State Space Models are Strong Text Rerankers
Zhichao Xu, Jinghua Yan, Ashim Gupta, Vivek Srikumar
TL;DR
The paper evaluates state space models, particularly Mamba-1 and Mamba-2, as alternatives to transformers for text reranking in IR. It benchmarks these SSM-based rerankers against transformer baselines across passage and long-document tasks (MS MARCO and BEIR), examining both performance and computational efficiency. Findings show Mamba-2 achieves competitive ranking accuracy with similar-sized transformers and is more memory-efficient than Mamba-1, though overall training and inference lag behind transformer with Flash Attention. The work suggests SSMs are viable IR alternatives and identifies clear avenues for optimization, including architectural refinements and potential hybrid models, to bridge remaining efficiency gaps. Overall, the study demonstrates the potential of state space models for long-context text ranking while outlining practical barriers to deployment.
Abstract
Transformers dominate NLP and IR; but their inference inefficiencies and challenges in extrapolating to longer contexts have sparked interest in alternative model architectures. Among these, state space models (SSMs) like Mamba offer promising advantages, particularly $O(1)$ time complexity in inference. Despite their potential, SSMs' effectiveness at text reranking -- a task requiring fine-grained query-document interaction and long-context understanding -- remains underexplored. This study benchmarks SSM-based architectures (specifically, Mamba-1 and Mamba-2) against transformer-based models across various scales, architectures, and pre-training objectives, focusing on performance and efficiency in text reranking tasks.
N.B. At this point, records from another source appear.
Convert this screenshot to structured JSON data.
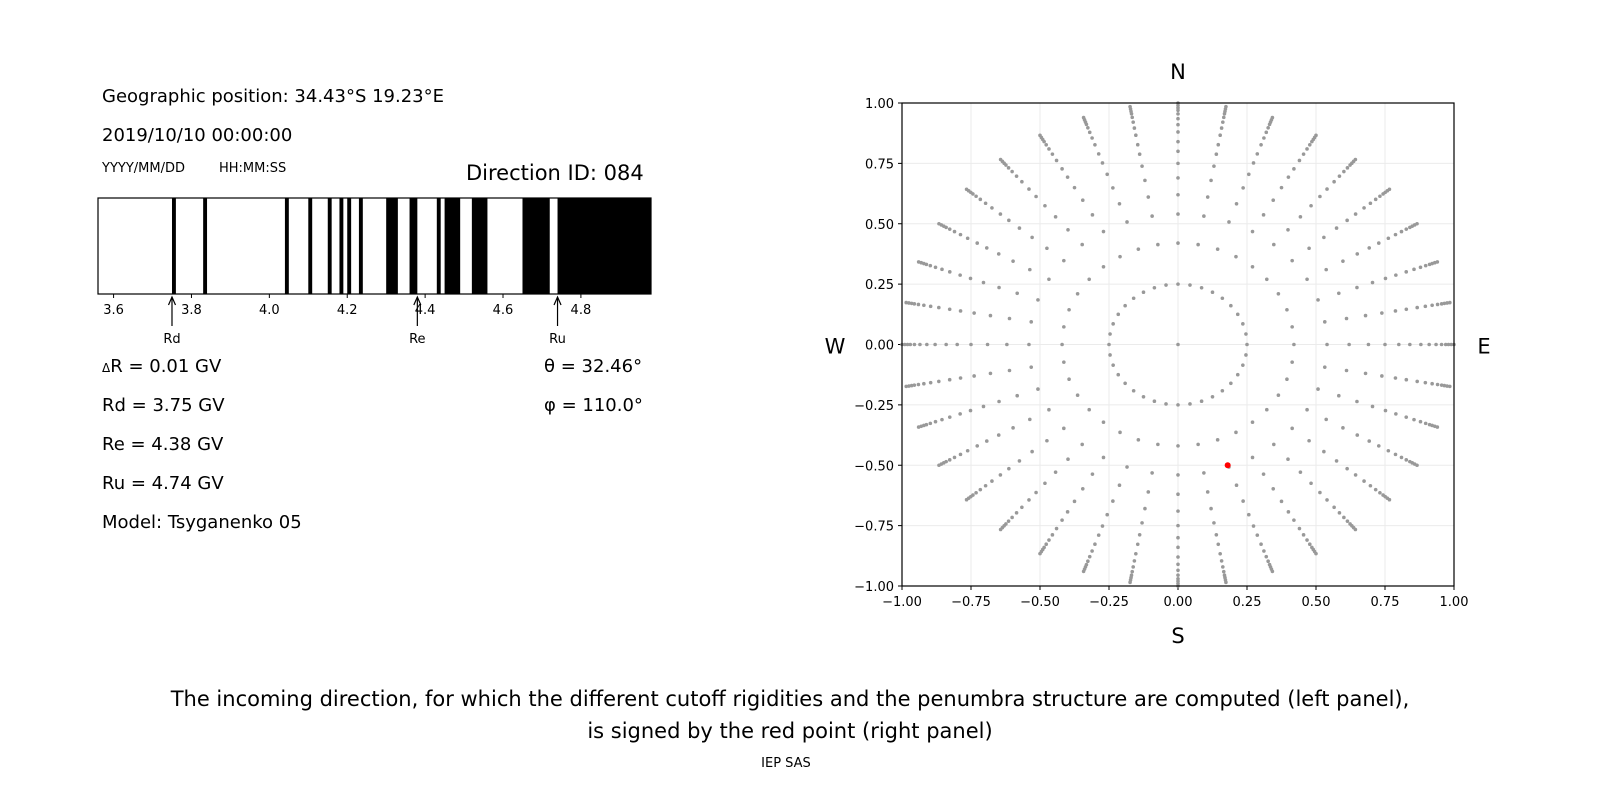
{
  "left": {
    "position": "Geographic position: 34.43°S 19.23°E",
    "datetime": "2019/10/10 00:00:00",
    "date_format": "YYYY/MM/DD",
    "time_format": "HH:MM:SS",
    "direction_id": "Direction ID: 084",
    "dR": "R = 0.01 GV",
    "dR_prefix": "Δ",
    "rd": "Rd = 3.75 GV",
    "re": "Re = 4.38 GV",
    "ru": "Ru = 4.74 GV",
    "model": "Model: Tsyganenko 05",
    "theta": "θ = 32.46°",
    "phi": "φ = 110.0°"
  },
  "caption": {
    "line1": "The incoming direction, for which the different cutoff rigidities and the penumbra structure are computed (left panel),",
    "line2": "is signed by the red point (right panel)",
    "credit": "IEP SAS"
  },
  "chart_data": [
    {
      "type": "penumbra-bar",
      "xlim": [
        3.56,
        4.98
      ],
      "xticks": [
        3.6,
        3.8,
        4.0,
        4.2,
        4.4,
        4.6,
        4.8
      ],
      "xtick_labels": [
        "3.6",
        "3.8",
        "4.0",
        "4.2",
        "4.4",
        "4.6",
        "4.8"
      ],
      "forbidden_intervals": [
        [
          3.75,
          3.76
        ],
        [
          3.83,
          3.84
        ],
        [
          4.04,
          4.05
        ],
        [
          4.1,
          4.11
        ],
        [
          4.15,
          4.16
        ],
        [
          4.18,
          4.19
        ],
        [
          4.2,
          4.21
        ],
        [
          4.23,
          4.24
        ],
        [
          4.3,
          4.33
        ],
        [
          4.36,
          4.38
        ],
        [
          4.43,
          4.44
        ],
        [
          4.45,
          4.49
        ],
        [
          4.52,
          4.56
        ],
        [
          4.65,
          4.72
        ],
        [
          4.74,
          4.98
        ]
      ],
      "annotations": [
        {
          "label": "Rd",
          "x": 3.75
        },
        {
          "label": "Re",
          "x": 4.38
        },
        {
          "label": "Ru",
          "x": 4.74
        }
      ],
      "colors": {
        "allowed": "#ffffff",
        "forbidden": "#000000"
      }
    },
    {
      "type": "scatter",
      "xlim": [
        -1,
        1
      ],
      "ylim": [
        -1,
        1
      ],
      "ticks": [
        -1.0,
        -0.75,
        -0.5,
        -0.25,
        0.0,
        0.25,
        0.5,
        0.75,
        1.0
      ],
      "tick_labels": [
        "−1.00",
        "−0.75",
        "−0.50",
        "−0.25",
        "0.00",
        "0.25",
        "0.50",
        "0.75",
        "1.00"
      ],
      "grid": true,
      "compass": {
        "N": "N",
        "S": "S",
        "W": "W",
        "E": "E"
      },
      "grid_points": {
        "azimuth_step_deg": 10,
        "radii": [
          0.25,
          0.42,
          0.54,
          0.62,
          0.69,
          0.75,
          0.8,
          0.84,
          0.88,
          0.91,
          0.935,
          0.955,
          0.97,
          0.98,
          0.99,
          1.0
        ],
        "center": [
          0,
          0
        ],
        "color": "#999999"
      },
      "selected_point": {
        "x": 0.18,
        "y": -0.5,
        "color": "#ff0000"
      }
    }
  ]
}
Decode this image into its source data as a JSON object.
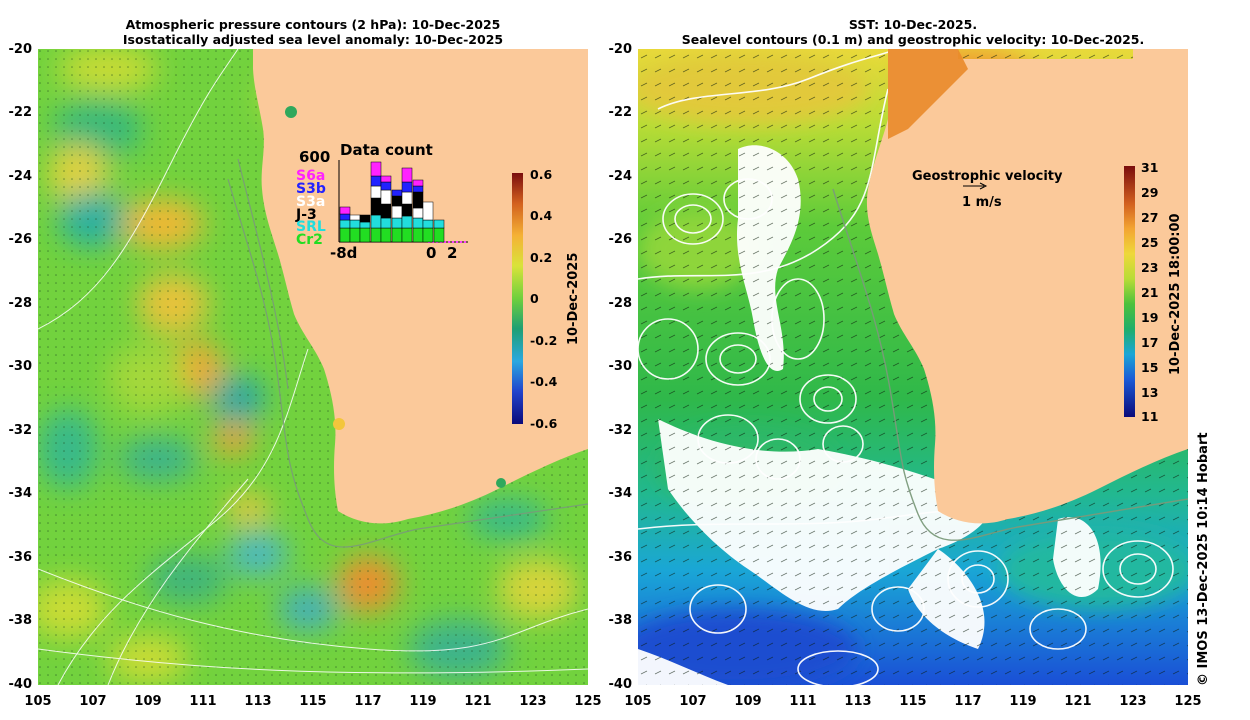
{
  "left_panel": {
    "title_line1": "Atmospheric pressure contours (2 hPa): 10-Dec-2025",
    "title_line2": "Isostatically adjusted sea level anomaly: 10-Dec-2025",
    "colorbar_label": "10-Dec-2025",
    "colorbar_ticks": [
      "0.6",
      "0.4",
      "0.2",
      "0",
      "-0.2",
      "-0.4",
      "-0.6"
    ]
  },
  "right_panel": {
    "title_line1": "SST: 10-Dec-2025.",
    "title_line2": "Sealevel contours (0.1 m) and geostrophic velocity: 10-Dec-2025.",
    "colorbar_label": "10-Dec-2025 18:00:00",
    "colorbar_ticks": [
      "31",
      "29",
      "27",
      "25",
      "23",
      "21",
      "19",
      "17",
      "15",
      "13",
      "11"
    ],
    "velocity_legend_title": "Geostrophic velocity",
    "velocity_legend_scale": "1 m/s"
  },
  "axes": {
    "y_ticks": [
      "-20",
      "-22",
      "-24",
      "-26",
      "-28",
      "-30",
      "-32",
      "-34",
      "-36",
      "-38",
      "-40"
    ],
    "x_ticks": [
      "105",
      "107",
      "109",
      "111",
      "113",
      "115",
      "117",
      "119",
      "121",
      "123",
      "125"
    ]
  },
  "data_count": {
    "title": "Data count",
    "max_label": "600",
    "start_label": "-8d",
    "zero_label": "0",
    "end_label": "2",
    "missions": [
      {
        "name": "S6a",
        "color": "#ff22ff"
      },
      {
        "name": "S3b",
        "color": "#2222ff"
      },
      {
        "name": "S3a",
        "color": "#ffffff"
      },
      {
        "name": "J-3",
        "color": "#000000"
      },
      {
        "name": "SRL",
        "color": "#22dddd"
      },
      {
        "name": "Cr2",
        "color": "#22dd22"
      }
    ]
  },
  "credit": "© IMOS 13-Dec-2025 10:14 Hobart",
  "colors": {
    "land": "#fbc99a",
    "sla_neutral": "#6fd03c",
    "sla_positive": "#f3b233",
    "sla_negative": "#2fa99a"
  }
}
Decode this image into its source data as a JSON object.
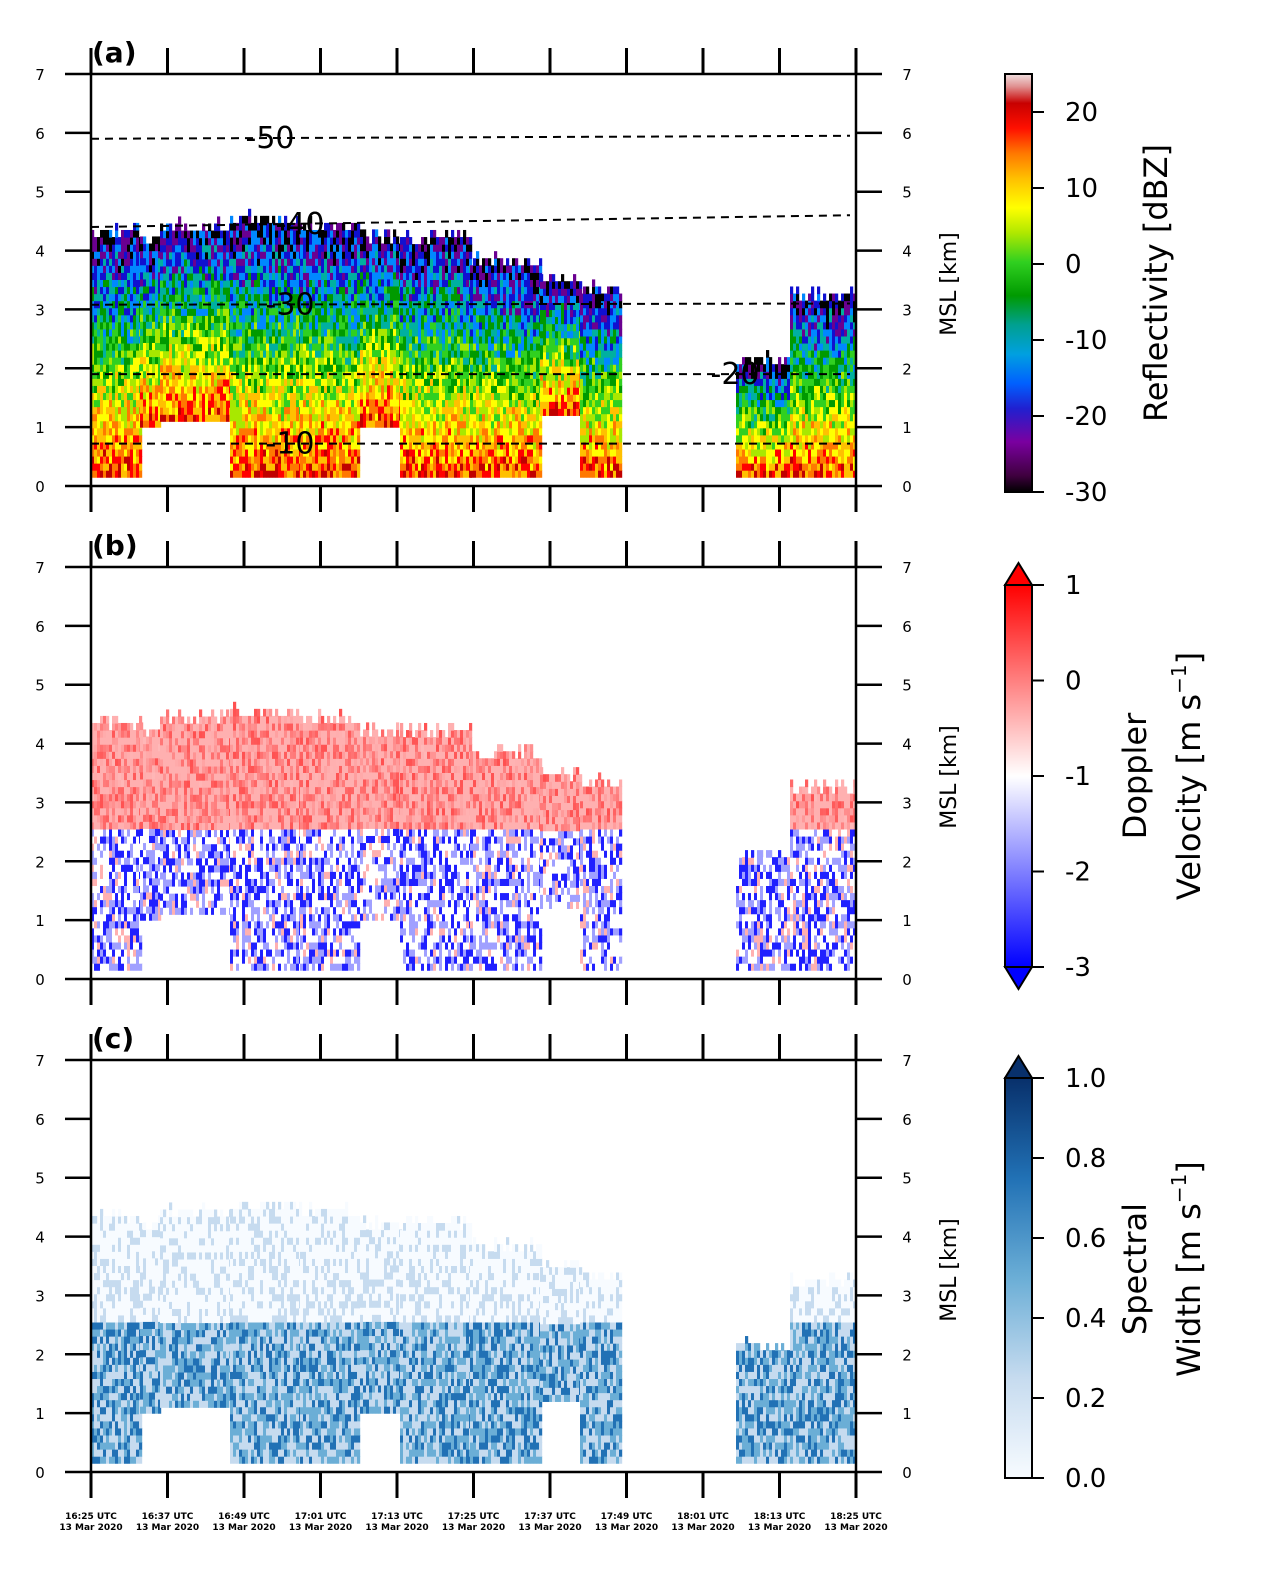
{
  "chart_data": [
    {
      "type": "heatmap",
      "panel_label": "(a)",
      "variable": "Reflectivity",
      "colorbar_label": "Reflectivity [dBZ]",
      "colorbar_ticks": [
        "20",
        "10",
        "0",
        "-10",
        "-20",
        "-30"
      ],
      "colorbar_range": [
        -30,
        25
      ],
      "right_ylabel": "MSL [km]",
      "ylim": [
        0,
        7
      ],
      "yticks": [
        "0",
        "1",
        "2",
        "3",
        "4",
        "5",
        "6",
        "7"
      ],
      "temperature_contours": [
        {
          "label": "-50",
          "height_km": [
            5.9,
            5.95
          ]
        },
        {
          "label": "-40",
          "height_km": [
            4.4,
            4.6
          ]
        },
        {
          "label": "-30",
          "height_km": [
            3.08,
            3.1
          ]
        },
        {
          "label": "-20",
          "height_km": [
            1.9,
            1.9
          ]
        },
        {
          "label": "-10",
          "height_km": [
            0.72,
            0.72
          ]
        }
      ],
      "colors": [
        "#000000",
        "#6a0090",
        "#1010d0",
        "#0088ff",
        "#00b0a0",
        "#009a00",
        "#30d020",
        "#a8e800",
        "#ffff00",
        "#ffc000",
        "#ff7800",
        "#ff0000",
        "#c00000",
        "#e0b0b0"
      ]
    },
    {
      "type": "heatmap",
      "panel_label": "(b)",
      "variable": "Doppler Velocity",
      "colorbar_label_line1": "Doppler",
      "colorbar_label_line2": "Velocity [m s",
      "colorbar_label_sup": "−1",
      "colorbar_label_end": "]",
      "colorbar_ticks": [
        "1",
        "0",
        "-1",
        "-2",
        "-3"
      ],
      "colorbar_range": [
        -3,
        1
      ],
      "right_ylabel": "MSL [km]",
      "ylim": [
        0,
        7
      ],
      "yticks": [
        "0",
        "1",
        "2",
        "3",
        "4",
        "5",
        "6",
        "7"
      ],
      "colors": [
        "#0000ff",
        "#ffffff",
        "#ff0000"
      ]
    },
    {
      "type": "heatmap",
      "panel_label": "(c)",
      "variable": "Spectral Width",
      "colorbar_label_line1": "Spectral",
      "colorbar_label_line2": "Width [m s",
      "colorbar_label_sup": "−1",
      "colorbar_label_end": "]",
      "colorbar_ticks": [
        "1.0",
        "0.8",
        "0.6",
        "0.4",
        "0.2",
        "0.0"
      ],
      "colorbar_range": [
        0.0,
        1.0
      ],
      "right_ylabel": "MSL [km]",
      "ylim": [
        0,
        7
      ],
      "yticks": [
        "0",
        "1",
        "2",
        "3",
        "4",
        "5",
        "6",
        "7"
      ],
      "colors": [
        "#f7fbff",
        "#c6dbef",
        "#6baed6",
        "#2171b5",
        "#08306b"
      ]
    }
  ],
  "xaxis": {
    "times": [
      "16:25 UTC",
      "16:37 UTC",
      "16:49 UTC",
      "17:01 UTC",
      "17:13 UTC",
      "17:25 UTC",
      "17:37 UTC",
      "17:49 UTC",
      "18:01 UTC",
      "18:13 UTC",
      "18:25 UTC"
    ],
    "date": "13 Mar 2020"
  }
}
We find that (1) Mamba architectures achieve competitive text ranking performance, comparable to transformer-based models of similar size; (2) they are less efficient in training and inference compared to transformers with flash attention; and (3) Mamba-2 outperforms Mamba-1 in both performance and efficiency. These results underscore the potential of state space models as a transformer alternative and highlight areas for improvement in future IR applications.